The United States now stands at one of the most significant crossroads in our history. The choice before voters on Nov. 4 is crystal clear: Continue the catastrophic slide of the last eight years into the abyss of economic disintegration, growing human misery at home and costly, deadly adventurism abroad. Or, continue instead to build the broad labor-led coalition which can help a new administration and Congress chart a path to peaceful, cooperative international relations and an economy where people earn decent wages for producing needed goods and services and are assured quality affordable health care and other human needs, while protecting our environment.

Such a new administration and Congress will have much to overcome. On the heels of two decades of Reaganomics and provocative military skirmishing, the eight Bush years have seen the burgeoning of the military-industrial complex and the further hollowing-out of the economy under the impact of parasitic and rapacious finance capital.

In the Bush years, Americans have lost jobs, pensions, health care and homes, and have become ensnared in the lenders’ web as they struggled to meet their families’ needs. Infrastructure has decayed, education has deteriorated, human services and safety nets have been shredded, and racism and chauvinism have been cultivated under the banner of national security. The Supreme Court has been pushed farther to the right, the foreign incursions of the late 20th century have morphed into disastrous and devastating wars in Iraq and Afghanistan, the environment has been strip-mined, and the gap between the incomes of the top 1 percent and the majority of people has become a yawning gulf.

Finally, even the powerful financial industry has overreached itself, and cries out for help at the expense of the very taxpayers who have borne the brunt of its excesses.

But enough of that legacy. Ordinary Americans know it well. What’s ahead? A very broad coalition of labor, environment and community organizations is bringing forward shorter- and longer-term programs to resolve the present financial crisis and build a stable and expanding economy meeting the needs of the vast majority of Americans.

Under the auspices of the Campaign for America’s Future, over 30 national organizations including the AFL-CIO and SEIU have issued a “common sense” program to overcome the immediate financial crisis. Included are public oversight of “bailout” measures with participation of workers and consumers, re-regulation of the finance industry, major public investment in new energy and infrastructure projects, extending and expanding unemployment insurance and food stamps, measures to keep threatened homeowners in their homes and help to states so they can avoid catastrophic cuts in human services.

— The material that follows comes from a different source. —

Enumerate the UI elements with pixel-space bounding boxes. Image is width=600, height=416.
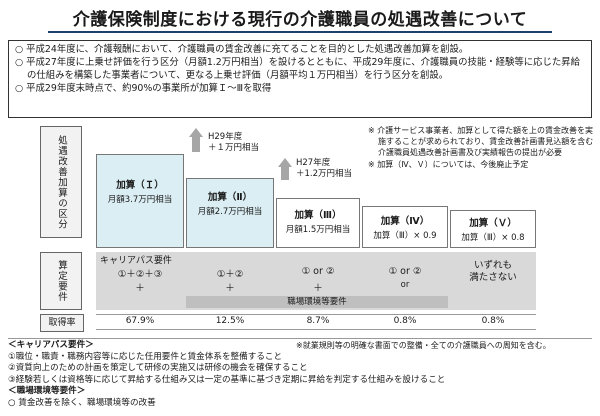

The Communications Workers of America’s long-range economic recovery program focuses on quality jobs and worker bargaining rights, emphasizing passage of the Employee Free Choice Act to level the playing field for organizing unions and building a world-class health care system funded by a broad-based tax.

The Apollo Alliance, uniting labor, environmental, community and business, projects a program for national energy efficiency, renewable energy, infrastructure and public transit and rebuilding American manufacturing based on a clean energy future.

Peace organizations are demanding an end to the wars in Iraq and Afghanistan, the return home of all troops and contractors, elimination of nuclear weapons and development of a foreign policy based on cooperation and peace.

Racial justice and immigrant rights organizations are demanding a new push to end injustice and move toward equality in all areas of life, from jobs and workers’ rights to housing, education and health care.

What all these programs have in common is ending actions that devastate people and the environment, and rebuilding a productive economy and society to meet the needs of workers and their families through producing needed goods and services, assuring sufficient income for a decent living standard, upholding labor and human rights and protecting the environment.

Putting them forward are the same forces that have come together to elect a president and Congress with a new, positive approach to the functioning of the United States in the 21st century. That president and that Congress will need guidance, help and —yes — pressure from this broad coalition if the changes so urgently needed are to be won.